The number of Finnish residents living in long-term poverty doubled over the 20-year period between 1995 and 2014. That’s according to the findings of an examination of population data from mainland Finland by the VATT Institute for Economic Research.
Researchers Marja Riihelä, Matti Tuomala and Arttu Kauhanen found that during the 20 years under review, Finland’s poor population essentially appeared to have divided into two groups: one group experienced short-term poverty, while for the other group, poverty became prolonged and chronic.
The study defined long-term poverty to include people who lived below the poverty line for a 10-year review period. From 1995 to 2004 about 1.2 percent of the population lived in long-term poverty. During the period 2005 to 2014, that more than doubled to 2.6 percent.
The findings indicate that this represents a rise in the number of people living in chronic poverty from 51,000 to 116,000.

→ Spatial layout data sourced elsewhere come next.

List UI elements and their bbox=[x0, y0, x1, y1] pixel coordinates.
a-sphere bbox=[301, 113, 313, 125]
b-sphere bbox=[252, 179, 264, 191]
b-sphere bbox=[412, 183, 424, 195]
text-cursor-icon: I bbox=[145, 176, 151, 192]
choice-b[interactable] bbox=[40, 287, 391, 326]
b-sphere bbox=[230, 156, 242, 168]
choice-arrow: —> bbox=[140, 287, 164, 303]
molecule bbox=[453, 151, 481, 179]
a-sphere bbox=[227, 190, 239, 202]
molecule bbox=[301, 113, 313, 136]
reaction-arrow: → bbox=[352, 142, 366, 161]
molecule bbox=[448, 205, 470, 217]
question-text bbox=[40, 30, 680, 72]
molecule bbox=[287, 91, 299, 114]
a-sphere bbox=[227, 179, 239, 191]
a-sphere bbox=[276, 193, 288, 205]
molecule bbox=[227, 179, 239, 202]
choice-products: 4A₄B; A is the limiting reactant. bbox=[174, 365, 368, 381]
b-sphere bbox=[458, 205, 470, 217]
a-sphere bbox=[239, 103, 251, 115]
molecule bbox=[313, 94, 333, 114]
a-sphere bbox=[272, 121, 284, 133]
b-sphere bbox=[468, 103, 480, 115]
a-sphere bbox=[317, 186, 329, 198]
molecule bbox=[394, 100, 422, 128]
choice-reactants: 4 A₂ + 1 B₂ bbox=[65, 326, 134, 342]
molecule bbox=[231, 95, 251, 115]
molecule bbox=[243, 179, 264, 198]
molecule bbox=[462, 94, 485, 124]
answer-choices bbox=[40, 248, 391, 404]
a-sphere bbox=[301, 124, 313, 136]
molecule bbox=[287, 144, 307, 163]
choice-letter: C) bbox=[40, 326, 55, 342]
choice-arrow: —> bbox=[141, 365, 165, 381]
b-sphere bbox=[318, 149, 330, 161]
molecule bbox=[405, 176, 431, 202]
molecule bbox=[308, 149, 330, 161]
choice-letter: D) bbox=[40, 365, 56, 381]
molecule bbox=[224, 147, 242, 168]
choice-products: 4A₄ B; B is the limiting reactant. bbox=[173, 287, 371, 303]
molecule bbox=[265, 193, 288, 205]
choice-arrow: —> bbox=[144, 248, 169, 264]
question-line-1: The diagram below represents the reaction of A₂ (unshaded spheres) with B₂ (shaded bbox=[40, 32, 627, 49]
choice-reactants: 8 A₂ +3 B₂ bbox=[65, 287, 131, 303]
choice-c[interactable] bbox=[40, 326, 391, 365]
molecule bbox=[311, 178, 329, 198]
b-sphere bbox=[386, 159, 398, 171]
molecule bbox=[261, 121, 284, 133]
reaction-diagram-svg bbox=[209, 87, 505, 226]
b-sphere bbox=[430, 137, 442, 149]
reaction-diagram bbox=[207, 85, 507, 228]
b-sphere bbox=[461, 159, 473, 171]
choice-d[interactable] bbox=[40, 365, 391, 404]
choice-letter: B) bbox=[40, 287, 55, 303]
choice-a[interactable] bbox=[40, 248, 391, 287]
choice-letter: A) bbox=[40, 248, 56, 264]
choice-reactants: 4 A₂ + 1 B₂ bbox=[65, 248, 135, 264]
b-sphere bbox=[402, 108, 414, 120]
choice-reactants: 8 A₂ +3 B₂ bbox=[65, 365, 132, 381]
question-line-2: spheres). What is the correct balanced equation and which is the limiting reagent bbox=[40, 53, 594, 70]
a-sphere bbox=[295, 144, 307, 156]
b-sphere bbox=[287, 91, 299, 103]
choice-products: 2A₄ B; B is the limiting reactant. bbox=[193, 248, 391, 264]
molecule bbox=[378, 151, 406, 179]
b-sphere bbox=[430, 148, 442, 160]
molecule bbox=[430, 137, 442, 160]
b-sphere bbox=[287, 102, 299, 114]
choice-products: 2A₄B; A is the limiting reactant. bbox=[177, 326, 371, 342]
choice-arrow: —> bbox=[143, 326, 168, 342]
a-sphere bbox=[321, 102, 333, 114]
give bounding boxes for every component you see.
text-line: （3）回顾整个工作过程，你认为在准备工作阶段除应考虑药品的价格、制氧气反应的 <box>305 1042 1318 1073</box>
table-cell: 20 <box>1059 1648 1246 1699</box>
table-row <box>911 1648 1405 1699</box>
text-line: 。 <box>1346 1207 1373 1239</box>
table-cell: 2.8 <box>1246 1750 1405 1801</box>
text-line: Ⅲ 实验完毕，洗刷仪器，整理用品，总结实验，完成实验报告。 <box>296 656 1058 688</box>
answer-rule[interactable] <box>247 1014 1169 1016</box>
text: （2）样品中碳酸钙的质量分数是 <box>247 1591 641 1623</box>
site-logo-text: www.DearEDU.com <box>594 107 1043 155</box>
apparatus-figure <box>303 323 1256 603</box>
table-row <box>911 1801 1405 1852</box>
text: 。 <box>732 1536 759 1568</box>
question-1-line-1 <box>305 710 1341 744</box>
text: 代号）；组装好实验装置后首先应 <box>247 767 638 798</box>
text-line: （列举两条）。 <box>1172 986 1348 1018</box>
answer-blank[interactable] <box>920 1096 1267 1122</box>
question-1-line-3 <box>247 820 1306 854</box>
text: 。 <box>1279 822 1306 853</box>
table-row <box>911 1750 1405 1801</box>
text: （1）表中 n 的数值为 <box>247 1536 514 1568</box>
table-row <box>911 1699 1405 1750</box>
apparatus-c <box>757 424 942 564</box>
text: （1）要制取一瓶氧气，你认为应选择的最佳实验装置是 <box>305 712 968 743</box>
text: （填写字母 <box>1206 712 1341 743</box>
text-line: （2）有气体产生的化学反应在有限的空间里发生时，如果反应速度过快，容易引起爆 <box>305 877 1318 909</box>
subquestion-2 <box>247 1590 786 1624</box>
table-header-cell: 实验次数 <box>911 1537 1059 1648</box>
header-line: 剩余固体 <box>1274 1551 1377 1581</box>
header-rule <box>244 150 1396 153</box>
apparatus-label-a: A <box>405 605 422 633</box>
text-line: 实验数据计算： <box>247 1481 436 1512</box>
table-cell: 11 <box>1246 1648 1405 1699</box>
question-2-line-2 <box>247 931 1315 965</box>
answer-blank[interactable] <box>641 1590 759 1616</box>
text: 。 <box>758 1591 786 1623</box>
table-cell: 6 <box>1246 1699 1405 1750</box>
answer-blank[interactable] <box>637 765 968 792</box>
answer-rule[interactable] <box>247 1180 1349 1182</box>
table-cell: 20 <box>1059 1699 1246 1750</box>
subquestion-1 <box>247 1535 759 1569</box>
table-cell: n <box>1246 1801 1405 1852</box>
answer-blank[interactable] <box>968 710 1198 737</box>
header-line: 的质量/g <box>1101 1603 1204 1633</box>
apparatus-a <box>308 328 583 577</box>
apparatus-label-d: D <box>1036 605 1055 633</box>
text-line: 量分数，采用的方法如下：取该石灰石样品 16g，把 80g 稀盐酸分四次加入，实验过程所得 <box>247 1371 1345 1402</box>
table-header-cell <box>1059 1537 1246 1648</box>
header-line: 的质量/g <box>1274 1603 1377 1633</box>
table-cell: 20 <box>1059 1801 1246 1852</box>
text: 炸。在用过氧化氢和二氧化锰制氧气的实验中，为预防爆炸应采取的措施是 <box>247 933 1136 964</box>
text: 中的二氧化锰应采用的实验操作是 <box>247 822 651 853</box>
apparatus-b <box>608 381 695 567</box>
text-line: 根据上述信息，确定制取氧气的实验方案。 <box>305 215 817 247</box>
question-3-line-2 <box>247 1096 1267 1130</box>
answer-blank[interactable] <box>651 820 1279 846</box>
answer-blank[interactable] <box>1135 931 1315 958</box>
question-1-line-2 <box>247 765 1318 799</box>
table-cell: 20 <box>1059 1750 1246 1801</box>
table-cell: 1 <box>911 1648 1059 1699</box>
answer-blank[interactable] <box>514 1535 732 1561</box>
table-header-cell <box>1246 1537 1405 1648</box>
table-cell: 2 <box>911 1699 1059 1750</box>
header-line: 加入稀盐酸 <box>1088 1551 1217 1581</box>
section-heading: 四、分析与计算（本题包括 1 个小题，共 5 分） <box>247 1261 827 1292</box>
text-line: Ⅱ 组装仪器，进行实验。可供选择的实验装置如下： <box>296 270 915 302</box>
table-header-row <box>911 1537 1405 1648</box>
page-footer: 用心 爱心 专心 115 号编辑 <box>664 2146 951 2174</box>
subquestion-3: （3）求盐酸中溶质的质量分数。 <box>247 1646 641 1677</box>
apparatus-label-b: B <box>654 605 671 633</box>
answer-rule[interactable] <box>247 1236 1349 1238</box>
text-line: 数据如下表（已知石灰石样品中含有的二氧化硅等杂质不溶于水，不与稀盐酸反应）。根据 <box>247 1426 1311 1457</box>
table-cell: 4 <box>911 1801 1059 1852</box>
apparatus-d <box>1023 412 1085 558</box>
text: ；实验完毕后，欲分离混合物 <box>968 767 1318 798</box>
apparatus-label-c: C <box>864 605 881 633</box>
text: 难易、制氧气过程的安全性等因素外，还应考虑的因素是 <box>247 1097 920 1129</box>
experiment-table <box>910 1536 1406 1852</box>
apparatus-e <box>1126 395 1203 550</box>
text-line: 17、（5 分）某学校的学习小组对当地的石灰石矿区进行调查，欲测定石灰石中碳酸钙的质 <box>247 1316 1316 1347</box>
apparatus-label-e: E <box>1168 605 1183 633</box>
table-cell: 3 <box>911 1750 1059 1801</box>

13.7 percent of people living in poverty
The researchers said that it is important to make a distinction between short- and long-term poverty because each requires different political measures. They noted that during the review period, the time that individuals spent living below the poverty line had expanded and become more continuous.
"Reducing poverty has become more difficult as it has become more chronic," said researcher Marja Riihelä said in a statement.
When researchers included the number of people living in short- as well as long-term poverty in 2017, they represented 13.7 percent of the population. The people most at risk of poverty include the unemployed, the self-employed, pensioners and other individuals not directly participating in the job market.